The defense’s argument that no motive existed for the crime fell on deaf ears.
“There’s really no motive. The Commonwealth Attorney said during his closing arguments at the trial, ‘I don’t have to prove a motive’,” Routhier said, as he compared the incident to a robbery in which the individual brings a gun to the crime and pulls the trigger. The defense counsel argued that his client’s actions were not “twice as egregious as a robber shooting a deadly gun.” Zimmerman, he said, is subject to an “accusation that he shook a child too hard.”

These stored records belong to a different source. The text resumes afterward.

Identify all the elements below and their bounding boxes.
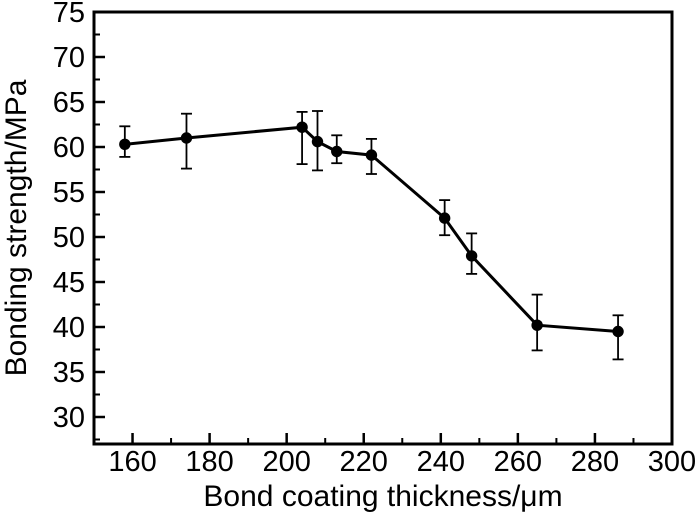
- x-tick-label: 280: [571, 446, 619, 478]
- x-tick-label: 260: [494, 446, 542, 478]
- data-point: [612, 325, 624, 338]
- data-point: [438, 212, 451, 224]
- data-point: [119, 138, 131, 150]
- plot-frame: [92, 10, 674, 446]
- y-tick-label: 45: [53, 267, 85, 299]
- y-tick-label: 35: [53, 357, 85, 389]
- y-tick-label: 50: [53, 222, 85, 254]
- data-point: [296, 121, 308, 133]
- x-tick-label: 240: [417, 446, 465, 478]
- y-tick-label: 65: [53, 87, 85, 119]
- x-tick-label: 200: [262, 446, 310, 478]
- y-tick-label: 60: [53, 132, 85, 164]
- data-point: [465, 250, 478, 262]
- y-tick-label: 75: [53, 0, 85, 29]
- y-tick-label: 30: [53, 402, 85, 434]
- x-tick-label: 220: [340, 446, 388, 478]
- x-tick-label: 300: [648, 446, 696, 478]
- data-point: [365, 149, 378, 161]
- y-axis-title: Bonding strength/MPa: [0, 79, 33, 377]
- y-tick-label: 40: [53, 312, 85, 344]
- data-point: [180, 132, 193, 144]
- data-point: [311, 135, 324, 148]
- x-axis-title: Bond coating thickness/μm: [203, 480, 563, 513]
- y-tick-label: 55: [53, 177, 85, 209]
- y-tick-label: 70: [53, 42, 85, 74]
- x-tick-label: 180: [185, 446, 233, 478]
- x-tick-label: 160: [108, 446, 156, 478]
- data-line: [124, 125, 619, 333]
- data-point: [331, 145, 343, 158]
- data-point: [531, 319, 543, 331]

“There’s no evidence that he will do it again,” Routhier said as he touted his client’s relatively clean record and his exploration of both Christianity and Buddhism.
Zimmerman was allowed to read a statement prior to the judge rendering his sentence. During his remarks, the defendant spoke of how his father died when he was 9 years old; how he went to live with his mother and step-father; and how he was mentally, physically and sexually abused for several years.
He spoke of how he met Melody in high school, and how their friendship blossomed into love. He spoke of his struggles with depression. His voice firmed as he stated that he had been “incarcerated for something I didn’t do and would never do.”
“I will always maintain my innocence,” Zimmerman told the court. “My loved ones will always know the truth.”
He spoke of his love for his son Jasper; he vowed to never leave him and how he “quickly became my best friend.” He told the court he had been “stripped of what he loves” and that he’s being taken away from his wife and family.
“The jury has considered all the facts…the community has spoken,” Alger stated, as he asked the judge to uphold the jury’s recommended sentence.
As Judge Ritchie reviewed the case notes for a few moments before rendering his decision, a heavy stillness and thick silence hung in a room of nearly 20 people. Zimmerman sat silent, staring at the empty juror chairs across from him.
“You killed this boy,” Judge Ritchie told Zimmerman prior to sentencing. “The extent of the injuries…you were responsible…you were the person this child looked to for protection, and you were the one who was responsible for injuries that lead to a horrific death.”
The circuit court judge stated his empathy for Zimmerman’s son Jasper and “something your child had to witness.” He noted that “not having you” will be “something he’ll have to deal with.”
“This case is about Averest,” Judge Ritchie said. “His name is the one who needs to be heard today. He had the right to live, to grow…and you took that from the boy. I do not wish you ill will, and I hope you can find peace with this.”
At the end of the hearing, the commonwealth’s attorney felt that the court had heard the community.
“I think the jury heard all the facts and listened to the witnesses for two weeks, and they weighed all that out,” Alger said. “I think the judge was right — they are the conscience of the community, and his decision reflects the trust in our jury system.”
For Melody, there’s a small sense of closure, or at least an ending of sorts, after this horrific ordeal has dragged out over some 28 months. While Zimmerman, Myers and Melody were all friends in their teenage years at East Rockingham High School, so much has changed in such a short time.
“I still feel guilt for allowing [Zimmerman] into my son’s life,” Melody said while still sitting in the Page County Courthouse on Wednesday. The day generated waves of mixed feelings.
“It makes me feel good for my son because that’s what he deserves. I’ve fought for my son for so long,” Melody said. “I’m always going to have some type of issues…I’m never going to be completely okay…
“It’s sad…I feel bad for Jasper as well…”, she continued. “[Ian] did what he did, and he got what he deserved because my tiny, little baby definitely didn’t deserve what happened to him.”